Indeed, if entity authentication could be said to be a form of signature on the grounds that it can obtain similar results, the traditional value attached to signatures in many legal frameworks would be in peril. After all, if one can be said to have electronically ‘signed’ a document after suitably secure electronic entity authentication, then it seems one must also accept that a paper document should be considered ‘signed’ if a person has merely handed it in after authenticating himself in another suitable fashion (e.g. after ID card verification, or simply after visual identification by someone familiar with the provider of the paper document). Paper documents should by this logic be considered ‘signed’, even if there is ostensibly no signature attached to the document. This is not the case: both in the paper and in the electronic context (as witnessed by the definition of the electronic signature in the Directive), a signature is always ‘attached to or logically associated with’ the signed document. The latter element should therefore be the deciding factor when determining whether an electronic signature in the sense of the Directive is used: whether or not the authentication information was attached to or logically associated with specific other data by the signatory with a view of signing it.

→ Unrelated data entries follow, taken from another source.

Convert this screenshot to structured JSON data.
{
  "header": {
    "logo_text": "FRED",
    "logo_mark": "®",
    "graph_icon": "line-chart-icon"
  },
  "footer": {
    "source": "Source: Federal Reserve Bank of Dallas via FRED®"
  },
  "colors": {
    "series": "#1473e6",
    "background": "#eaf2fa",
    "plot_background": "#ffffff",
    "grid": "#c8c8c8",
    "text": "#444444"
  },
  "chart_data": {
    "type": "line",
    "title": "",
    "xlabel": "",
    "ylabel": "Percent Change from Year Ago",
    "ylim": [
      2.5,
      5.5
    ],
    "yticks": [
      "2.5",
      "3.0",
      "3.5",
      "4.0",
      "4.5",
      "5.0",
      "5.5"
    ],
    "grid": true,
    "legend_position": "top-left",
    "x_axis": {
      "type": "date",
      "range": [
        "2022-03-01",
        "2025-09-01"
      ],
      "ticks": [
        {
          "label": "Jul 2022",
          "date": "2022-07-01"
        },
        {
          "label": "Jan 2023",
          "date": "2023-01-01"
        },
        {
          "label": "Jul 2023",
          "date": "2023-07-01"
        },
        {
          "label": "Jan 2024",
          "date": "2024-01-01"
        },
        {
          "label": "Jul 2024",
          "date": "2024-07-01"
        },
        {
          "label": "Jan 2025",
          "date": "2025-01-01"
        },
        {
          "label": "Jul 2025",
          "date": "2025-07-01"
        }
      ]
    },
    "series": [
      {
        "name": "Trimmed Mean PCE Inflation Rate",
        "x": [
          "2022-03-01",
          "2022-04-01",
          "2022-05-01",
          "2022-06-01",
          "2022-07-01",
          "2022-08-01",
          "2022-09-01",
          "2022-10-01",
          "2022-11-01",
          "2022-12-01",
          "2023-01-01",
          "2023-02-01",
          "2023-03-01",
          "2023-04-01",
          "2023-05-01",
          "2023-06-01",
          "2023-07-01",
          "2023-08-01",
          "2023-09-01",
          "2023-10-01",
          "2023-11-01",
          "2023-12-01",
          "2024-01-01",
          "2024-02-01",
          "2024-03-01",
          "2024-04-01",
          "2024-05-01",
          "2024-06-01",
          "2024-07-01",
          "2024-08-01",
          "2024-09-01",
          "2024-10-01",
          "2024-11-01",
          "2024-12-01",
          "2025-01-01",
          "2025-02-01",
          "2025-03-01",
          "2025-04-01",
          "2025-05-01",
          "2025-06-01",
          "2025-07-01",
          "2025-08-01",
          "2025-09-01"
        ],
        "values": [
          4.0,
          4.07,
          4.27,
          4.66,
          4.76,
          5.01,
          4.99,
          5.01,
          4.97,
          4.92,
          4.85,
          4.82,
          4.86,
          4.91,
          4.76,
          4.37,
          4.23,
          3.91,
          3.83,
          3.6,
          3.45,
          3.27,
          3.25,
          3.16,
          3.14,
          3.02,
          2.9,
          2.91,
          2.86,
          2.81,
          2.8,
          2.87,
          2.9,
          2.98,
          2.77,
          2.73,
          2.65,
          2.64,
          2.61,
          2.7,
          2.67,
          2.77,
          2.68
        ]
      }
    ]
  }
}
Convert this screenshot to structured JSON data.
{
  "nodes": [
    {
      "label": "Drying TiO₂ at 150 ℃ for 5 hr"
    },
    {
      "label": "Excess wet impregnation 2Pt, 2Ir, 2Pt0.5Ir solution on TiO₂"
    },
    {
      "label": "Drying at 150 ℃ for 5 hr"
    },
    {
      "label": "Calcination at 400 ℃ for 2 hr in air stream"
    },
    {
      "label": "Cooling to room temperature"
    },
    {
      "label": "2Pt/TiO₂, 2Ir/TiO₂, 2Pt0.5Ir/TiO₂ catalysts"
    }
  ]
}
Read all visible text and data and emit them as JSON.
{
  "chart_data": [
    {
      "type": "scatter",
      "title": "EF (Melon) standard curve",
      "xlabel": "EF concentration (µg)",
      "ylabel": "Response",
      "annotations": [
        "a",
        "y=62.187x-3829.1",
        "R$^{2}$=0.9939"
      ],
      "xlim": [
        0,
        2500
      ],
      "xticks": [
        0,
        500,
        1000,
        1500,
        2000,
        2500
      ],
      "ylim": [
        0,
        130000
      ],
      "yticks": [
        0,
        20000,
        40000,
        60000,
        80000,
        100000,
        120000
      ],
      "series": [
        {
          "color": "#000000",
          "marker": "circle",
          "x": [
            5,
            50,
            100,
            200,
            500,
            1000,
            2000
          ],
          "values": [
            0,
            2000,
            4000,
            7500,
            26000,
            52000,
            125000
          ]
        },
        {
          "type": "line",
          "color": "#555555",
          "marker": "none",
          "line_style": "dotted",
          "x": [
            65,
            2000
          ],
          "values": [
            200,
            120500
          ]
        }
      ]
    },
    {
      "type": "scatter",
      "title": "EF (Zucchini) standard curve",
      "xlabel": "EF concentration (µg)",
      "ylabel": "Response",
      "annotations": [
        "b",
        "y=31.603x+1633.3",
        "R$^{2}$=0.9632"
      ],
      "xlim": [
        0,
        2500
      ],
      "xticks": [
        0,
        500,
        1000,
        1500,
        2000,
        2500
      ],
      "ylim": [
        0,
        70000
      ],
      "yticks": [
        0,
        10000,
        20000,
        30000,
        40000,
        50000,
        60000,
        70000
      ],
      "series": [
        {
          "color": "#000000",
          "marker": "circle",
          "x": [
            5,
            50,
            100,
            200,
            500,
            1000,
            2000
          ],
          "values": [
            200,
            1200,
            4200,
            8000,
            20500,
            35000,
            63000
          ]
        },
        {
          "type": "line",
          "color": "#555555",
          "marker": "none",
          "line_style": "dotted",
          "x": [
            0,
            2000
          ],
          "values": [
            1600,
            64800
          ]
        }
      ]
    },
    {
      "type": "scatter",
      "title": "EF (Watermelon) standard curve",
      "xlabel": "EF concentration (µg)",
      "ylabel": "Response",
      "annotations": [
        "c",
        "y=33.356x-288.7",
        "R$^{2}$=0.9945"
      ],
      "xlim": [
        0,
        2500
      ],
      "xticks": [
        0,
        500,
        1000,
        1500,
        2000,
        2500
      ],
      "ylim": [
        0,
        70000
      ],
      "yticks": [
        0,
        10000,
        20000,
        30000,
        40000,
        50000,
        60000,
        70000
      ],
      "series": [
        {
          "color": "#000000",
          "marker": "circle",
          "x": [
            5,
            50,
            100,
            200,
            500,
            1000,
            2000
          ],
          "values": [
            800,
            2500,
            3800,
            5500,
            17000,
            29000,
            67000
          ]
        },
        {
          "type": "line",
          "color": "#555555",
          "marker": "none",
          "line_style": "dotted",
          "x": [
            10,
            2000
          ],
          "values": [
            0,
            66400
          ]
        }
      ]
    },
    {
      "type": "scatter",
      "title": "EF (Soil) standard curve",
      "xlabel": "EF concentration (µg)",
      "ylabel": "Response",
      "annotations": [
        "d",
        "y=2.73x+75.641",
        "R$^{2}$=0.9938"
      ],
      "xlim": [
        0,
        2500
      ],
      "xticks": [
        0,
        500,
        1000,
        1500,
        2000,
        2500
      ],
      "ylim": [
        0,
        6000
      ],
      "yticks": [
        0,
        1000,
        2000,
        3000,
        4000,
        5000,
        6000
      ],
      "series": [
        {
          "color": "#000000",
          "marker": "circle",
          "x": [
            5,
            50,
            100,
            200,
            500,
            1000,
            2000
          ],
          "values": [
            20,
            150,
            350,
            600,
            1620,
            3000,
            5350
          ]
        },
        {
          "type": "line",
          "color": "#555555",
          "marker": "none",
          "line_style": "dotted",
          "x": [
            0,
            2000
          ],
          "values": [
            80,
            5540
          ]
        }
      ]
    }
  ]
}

These considerations should of course not be interpreted to mean that entity authentication should not be considered as an invalid operating method in e-government applications, or indeed that we would consider it to be somehow inadequate or less suitable than an electronic signature. As in any other legal field, a signature has its purposes and its uses in e-government, but it should never be considered to be a requirement when a different solution offers the necessary guarantees. We merely wish to emphasise that in cases of pure entity authentication, we find that no signature is actually used, and that applications using purely entity authentication are therefore strictly speaking out of scope for this study.
This is also the opinion that was held tacitly or explicitly by most of the national correspondents and national experts. As a global indicator of this fact, we can refer to the tables in sections 4.1.7 and 4.1.8, which deal respectively with multi- and single factor authentication. The former list is quite short, and the latter nearly empty. None the less, it is clear that these solutions are highly common in most countries. Their systematic underreporting seems to be indicative of the fact that these solutions are indeed not seen in most cases as electronic signatures but as entity authentication tools.
Thus, the main driver behind entity authentication as a proxy for electronic signatures seems to be user friendliness and flexibility, rather than any philosophical or political preference. It has been noted by several experts that entity authentication is retained as a proxy for electronic signatures for the simple reason that it is considered ‘good enough’ in terms of safety and reliability, and that additional requirements would encumber the underlying processes excessively in a manner that would offer little added value.